While the theory sounds rather extraordinary, participants in Family Constellation Therapy often report radical transformations in and disappearances of their undesirable behavioral patterns. I highly recommend the book It Didn’t Start with You by Mark Wolynn for an introduction to this methodology of self-enquiry.
4) Master the Art of Bio Feedback
Scientists in the West are only now beginning to confirm without a shadow of a doubt that a human being can consciously activate autoimmune responses through breath work, movement and guided meditations.
Some academics like Bruce Lipton claim that our beliefs can even impact our autoimmune responses. When you look at peculiar things like Faith Healing or the much documented Placebo effect, you’ll find that there might be something to this.
For anxiety, what has been clinically demonstrated to work is a minimization of our oxygen intake. Breathing through the nose for example, or taking long deep breath in, that you then release very slowly (as if through a straw), has a demonstrable effect on calming us down.
The repetition of words like “relax” have been shown to reduce heart rates and blood pressure.

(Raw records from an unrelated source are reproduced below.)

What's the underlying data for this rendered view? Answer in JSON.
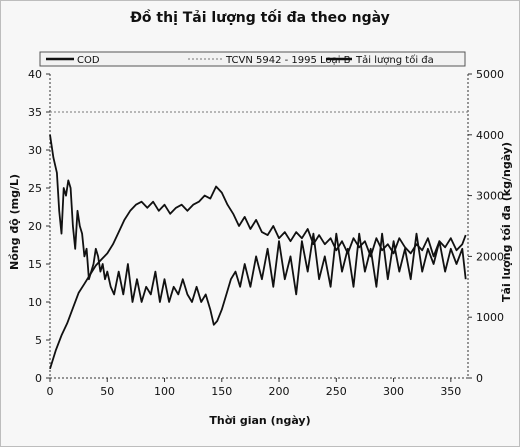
{
  "chart_data": {
    "type": "line",
    "title": "Đồ thị Tải lượng tối đa theo ngày",
    "xlabel": "Thời gian (ngày)",
    "ylabel_left": "Nồng độ (mg/L)",
    "ylabel_right": "Tải lượng tối đa (kg/ngày)",
    "xlim": [
      0,
      365
    ],
    "ylim_left": [
      0,
      40
    ],
    "ylim_right": [
      0,
      5000
    ],
    "xticks": [
      0,
      50,
      100,
      150,
      200,
      250,
      300,
      350
    ],
    "yticks_left": [
      0,
      5,
      10,
      15,
      20,
      25,
      30,
      35,
      40
    ],
    "yticks_right": [
      0,
      1000,
      2000,
      3000,
      4000,
      5000
    ],
    "grid": false,
    "legend_position": "top",
    "series": [
      {
        "name": "COD",
        "axis": "left",
        "x": [
          0,
          3,
          6,
          8,
          10,
          12,
          14,
          16,
          18,
          20,
          22,
          24,
          26,
          28,
          30,
          32,
          34,
          36,
          38,
          40,
          42,
          44,
          46,
          48,
          50,
          53,
          56,
          60,
          64,
          68,
          72,
          76,
          80,
          84,
          88,
          92,
          96,
          100,
          104,
          108,
          112,
          116,
          120,
          124,
          128,
          132,
          136,
          140,
          143,
          146,
          150,
          154,
          158,
          162,
          166,
          170,
          175,
          180,
          185,
          190,
          195,
          200,
          205,
          210,
          215,
          220,
          225,
          230,
          235,
          240,
          245,
          250,
          255,
          260,
          265,
          270,
          275,
          280,
          285,
          290,
          295,
          300,
          305,
          310,
          315,
          320,
          325,
          330,
          335,
          340,
          345,
          350,
          355,
          360,
          363
        ],
        "values": [
          32,
          29,
          27,
          22,
          19,
          25,
          24,
          26,
          25,
          20,
          17,
          22,
          20,
          19,
          16,
          17,
          13,
          14,
          15,
          17,
          16,
          14,
          15,
          13,
          14,
          12,
          11,
          14,
          11,
          15,
          10,
          13,
          10,
          12,
          11,
          14,
          10,
          13,
          10,
          12,
          11,
          13,
          11,
          10,
          12,
          10,
          11,
          9,
          7,
          7.5,
          9,
          11,
          13,
          14,
          12,
          15,
          12,
          16,
          13,
          17,
          12,
          18,
          13,
          16,
          11,
          18,
          14,
          19,
          13,
          16,
          12,
          19,
          14,
          17,
          12,
          19,
          14,
          17,
          12,
          19,
          13,
          18,
          14,
          17,
          13,
          19,
          14,
          17,
          15,
          18,
          14,
          17,
          15,
          17,
          13
        ]
      },
      {
        "name": "TCVN 5942 - 1995 Loại B",
        "axis": "left",
        "x": [
          0,
          365
        ],
        "values": [
          35,
          35
        ]
      },
      {
        "name": "Tải lượng tối đa",
        "axis": "right",
        "x": [
          0,
          5,
          10,
          15,
          20,
          25,
          30,
          35,
          40,
          45,
          50,
          55,
          60,
          65,
          70,
          75,
          80,
          85,
          90,
          95,
          100,
          105,
          110,
          115,
          120,
          125,
          130,
          135,
          140,
          145,
          150,
          155,
          160,
          165,
          170,
          175,
          180,
          185,
          190,
          195,
          200,
          205,
          210,
          215,
          220,
          225,
          230,
          235,
          240,
          245,
          250,
          255,
          260,
          265,
          270,
          275,
          280,
          285,
          290,
          295,
          300,
          305,
          310,
          315,
          320,
          325,
          330,
          335,
          340,
          345,
          350,
          355,
          360,
          363
        ],
        "values": [
          150,
          450,
          700,
          900,
          1150,
          1400,
          1550,
          1700,
          1850,
          1950,
          2050,
          2200,
          2400,
          2600,
          2750,
          2850,
          2900,
          2800,
          2900,
          2750,
          2850,
          2700,
          2800,
          2850,
          2750,
          2850,
          2900,
          3000,
          2950,
          3150,
          3050,
          2850,
          2700,
          2500,
          2650,
          2450,
          2600,
          2400,
          2350,
          2500,
          2300,
          2400,
          2250,
          2400,
          2300,
          2450,
          2200,
          2350,
          2200,
          2300,
          2100,
          2250,
          2050,
          2300,
          2150,
          2250,
          2000,
          2300,
          2100,
          2200,
          2050,
          2300,
          2150,
          2050,
          2200,
          2100,
          2300,
          2000,
          2250,
          2150,
          2300,
          2100,
          2200,
          2350
        ]
      }
    ]
  }
}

For me personally, breath work, meditative visualizations and the art of shifting my perspective using language are proven staples for consciously influencing my autonomic nervous system.
5) I Turn My Fear into a Spiritual Path
Anxiety is just a physical sensation. It does not have to be accompanied by a story. But what if we psychologically flipped the narrative we normally tell about that feeling on its head?
For example, I learned from the Kabbalists that they see waking up in the morning with a jolt of fear in their chest as a good thing. It means that they are very close to the light of the creator in that moment and are on the verge of a breakthrough of some sort.
Imagine coming to associate the sensation we normally label as anxiety with the pleasure of anticipating a breakthrough? And why can’t you? It’s just a sensation, it’s up to you what meaning you assign to it.
The Buddhists have a similar reframing on the sensation of anxiety. They say that suffering is a trigger, a gateway to enlightenment. If we didn’t have a pain point, why would we ever be roused into wakefulness?
Wakefulness is being present to the immediacy of our experience, rather than running our usual automatic thinking. So how awesome it is to have something that reminds you to be present?